The World Bank has approved $420 million in grants to strengthen Mozambique’s energy transmission system. The grants will be issued through private sector investments to modernise the country’s energy transmission capacity for domestic and regional markets. The grants will also be used to help expand the country’s generation capacity. The project will also be co-funded by a $24 million grant from a Norwegian Trust Fund.
Mozambique will use the grants to finance its Temane Regional Electricity Project (TREP), which includes construction of a 563 km high-voltage line between Maputo and Vilanculos/Temane.
A $750 million 400 MW combined cycle gas-fired power plant will also be constructed at Temane.
Zayra Romo, the project’s senior energy specialist and task team leader, said: “In addition to enhancing the transmission and generation capacities, the TREP will finance technical studies in support of regional power integration and renewable technologies in power system planning and operation. It will also support studies on power sector investment plans, including Mozambique’s role in regional trading.”
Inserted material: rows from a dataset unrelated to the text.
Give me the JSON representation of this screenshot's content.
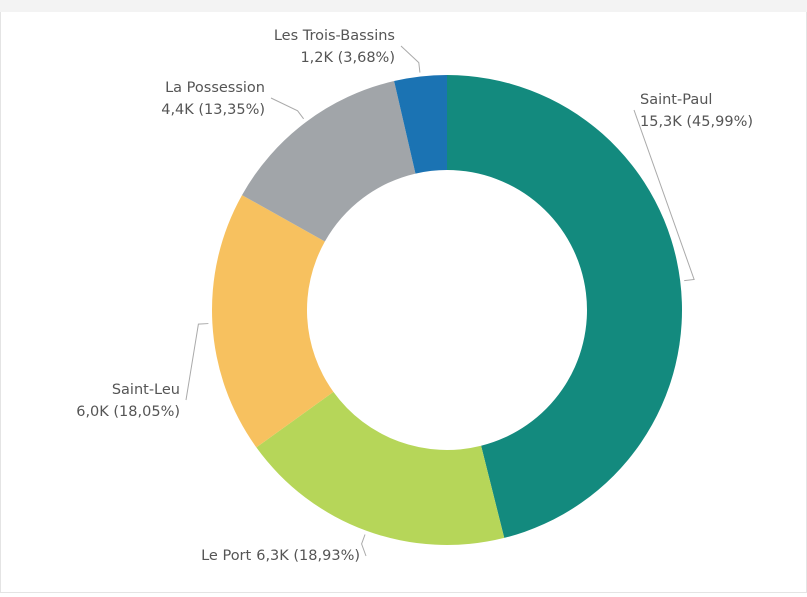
{
  "chart_data": {
    "type": "donut",
    "categories": [
      "Saint-Paul",
      "Le Port",
      "Saint-Leu",
      "La Possession",
      "Les Trois-Bassins"
    ],
    "values": [
      15300,
      6300,
      6000,
      4400,
      1200
    ],
    "value_labels": [
      "15,3K (45,99%)",
      "6,3K (18,93%)",
      "6,0K (18,05%)",
      "4,4K (13,35%)",
      "1,2K (3,68%)"
    ],
    "colors": [
      "#138a7e",
      "#b6d659",
      "#f7c15f",
      "#a1a5a9",
      "#1b73b3"
    ]
  }
}
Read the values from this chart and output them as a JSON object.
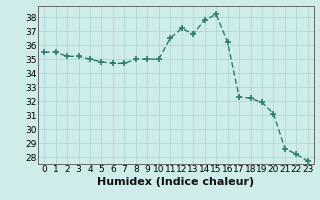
{
  "x": [
    0,
    1,
    2,
    3,
    4,
    5,
    6,
    7,
    8,
    9,
    10,
    11,
    12,
    13,
    14,
    15,
    16,
    17,
    18,
    19,
    20,
    21,
    22,
    23
  ],
  "y": [
    35.5,
    35.5,
    35.2,
    35.2,
    35.0,
    34.8,
    34.7,
    34.7,
    35.0,
    35.0,
    35.0,
    36.5,
    37.2,
    36.8,
    37.8,
    38.2,
    36.2,
    32.3,
    32.2,
    31.9,
    31.1,
    28.6,
    28.2,
    27.7
  ],
  "line_color": "#2e7d6e",
  "marker": "+",
  "marker_size": 4,
  "marker_linewidth": 1.2,
  "line_width": 1.0,
  "bg_color": "#ceecea",
  "grid_color": "#b0d8d4",
  "xlabel": "Humidex (Indice chaleur)",
  "xlabel_fontsize": 8,
  "ylim_min": 27.5,
  "ylim_max": 38.8,
  "yticks": [
    28,
    29,
    30,
    31,
    32,
    33,
    34,
    35,
    36,
    37,
    38
  ],
  "xticks": [
    0,
    1,
    2,
    3,
    4,
    5,
    6,
    7,
    8,
    9,
    10,
    11,
    12,
    13,
    14,
    15,
    16,
    17,
    18,
    19,
    20,
    21,
    22,
    23
  ],
  "tick_fontsize": 6.5,
  "spine_color": "#666666"
}
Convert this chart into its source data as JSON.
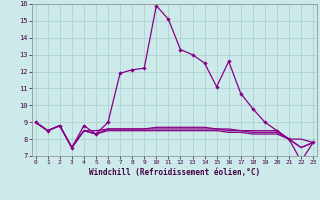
{
  "title": "",
  "xlabel": "Windchill (Refroidissement éolien,°C)",
  "background_color": "#cceaea",
  "grid_color": "#aacccc",
  "line_color": "#880088",
  "hours": [
    0,
    1,
    2,
    3,
    4,
    5,
    6,
    7,
    8,
    9,
    10,
    11,
    12,
    13,
    14,
    15,
    16,
    17,
    18,
    19,
    20,
    21,
    22,
    23
  ],
  "series_main": [
    9.0,
    8.5,
    8.8,
    7.5,
    8.8,
    8.3,
    9.0,
    11.9,
    12.1,
    12.2,
    15.9,
    15.1,
    13.3,
    13.0,
    12.5,
    11.1,
    12.6,
    10.7,
    9.8,
    9.0,
    8.5,
    8.0,
    6.7,
    7.8
  ],
  "series_flat1": [
    9.0,
    8.5,
    8.8,
    7.5,
    8.5,
    8.5,
    8.6,
    8.6,
    8.6,
    8.6,
    8.6,
    8.6,
    8.6,
    8.6,
    8.6,
    8.6,
    8.6,
    8.5,
    8.5,
    8.5,
    8.5,
    8.0,
    8.0,
    7.8
  ],
  "series_flat2": [
    9.0,
    8.5,
    8.8,
    7.5,
    8.5,
    8.3,
    8.5,
    8.5,
    8.5,
    8.5,
    8.5,
    8.5,
    8.5,
    8.5,
    8.5,
    8.5,
    8.4,
    8.4,
    8.3,
    8.3,
    8.3,
    8.0,
    7.5,
    7.8
  ],
  "series_flat3": [
    9.0,
    8.5,
    8.8,
    7.5,
    8.5,
    8.3,
    8.6,
    8.6,
    8.6,
    8.6,
    8.7,
    8.7,
    8.7,
    8.7,
    8.7,
    8.6,
    8.5,
    8.5,
    8.4,
    8.4,
    8.4,
    8.0,
    7.5,
    7.8
  ],
  "ylim_min": 7,
  "ylim_max": 16,
  "yticks": [
    7,
    8,
    9,
    10,
    11,
    12,
    13,
    14,
    15,
    16
  ],
  "xticks": [
    0,
    1,
    2,
    3,
    4,
    5,
    6,
    7,
    8,
    9,
    10,
    11,
    12,
    13,
    14,
    15,
    16,
    17,
    18,
    19,
    20,
    21,
    22,
    23
  ]
}
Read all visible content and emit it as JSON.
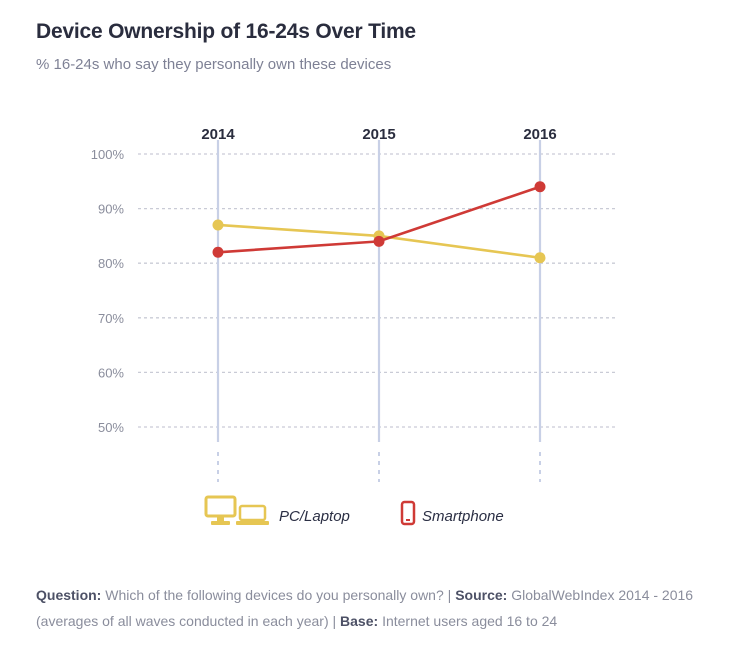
{
  "chart_data": {
    "type": "line",
    "title": "Device Ownership of 16-24s Over Time",
    "subtitle": "% 16-24s who say they personally own these devices",
    "categories": [
      "2014",
      "2015",
      "2016"
    ],
    "series": [
      {
        "name": "PC/Laptop",
        "values": [
          87,
          85,
          81
        ],
        "color": "#e6c653"
      },
      {
        "name": "Smartphone",
        "values": [
          82,
          84,
          94
        ],
        "color": "#cf3a36"
      }
    ],
    "y_ticks": [
      "100%",
      "90%",
      "80%",
      "70%",
      "60%",
      "50%"
    ],
    "y_tick_values": [
      100,
      90,
      80,
      70,
      60,
      50
    ],
    "ylim": [
      50,
      100
    ],
    "xlabel": "",
    "ylabel": "",
    "legend_position": "bottom",
    "grid": true,
    "icons": {
      "pc_laptop": "desktop-laptop-icon",
      "smartphone": "smartphone-icon"
    },
    "grid_color": "#c9cbd6",
    "axis_line_color": "#c8d0e6"
  },
  "footer": {
    "question_label": "Question:",
    "question_text": "Which of the following devices do you personally own?",
    "sep1": " | ",
    "source_label": "Source:",
    "source_text": "GlobalWebIndex 2014 - 2016 (averages of all waves conducted in each year)",
    "sep2": " | ",
    "base_label": "Base:",
    "base_text": "Internet users aged 16 to 24"
  }
}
Deborah Wetzel, Director for Regional Integration for Africa, the Middle East, and Northern Africa for the World Bank, said: “The Temane project is key to increasing opportunities for power trade among SAPP countries. Despite the abundance of energy resources in the subregion, lack of cross-border interconnections remains a major constraint. The full integration of SAPP countries’ power systems and more power trade could bring savings of $42 billion in investment and operating costs till 2040. The Bank is committed to helping southern Africa realise these potential savings.”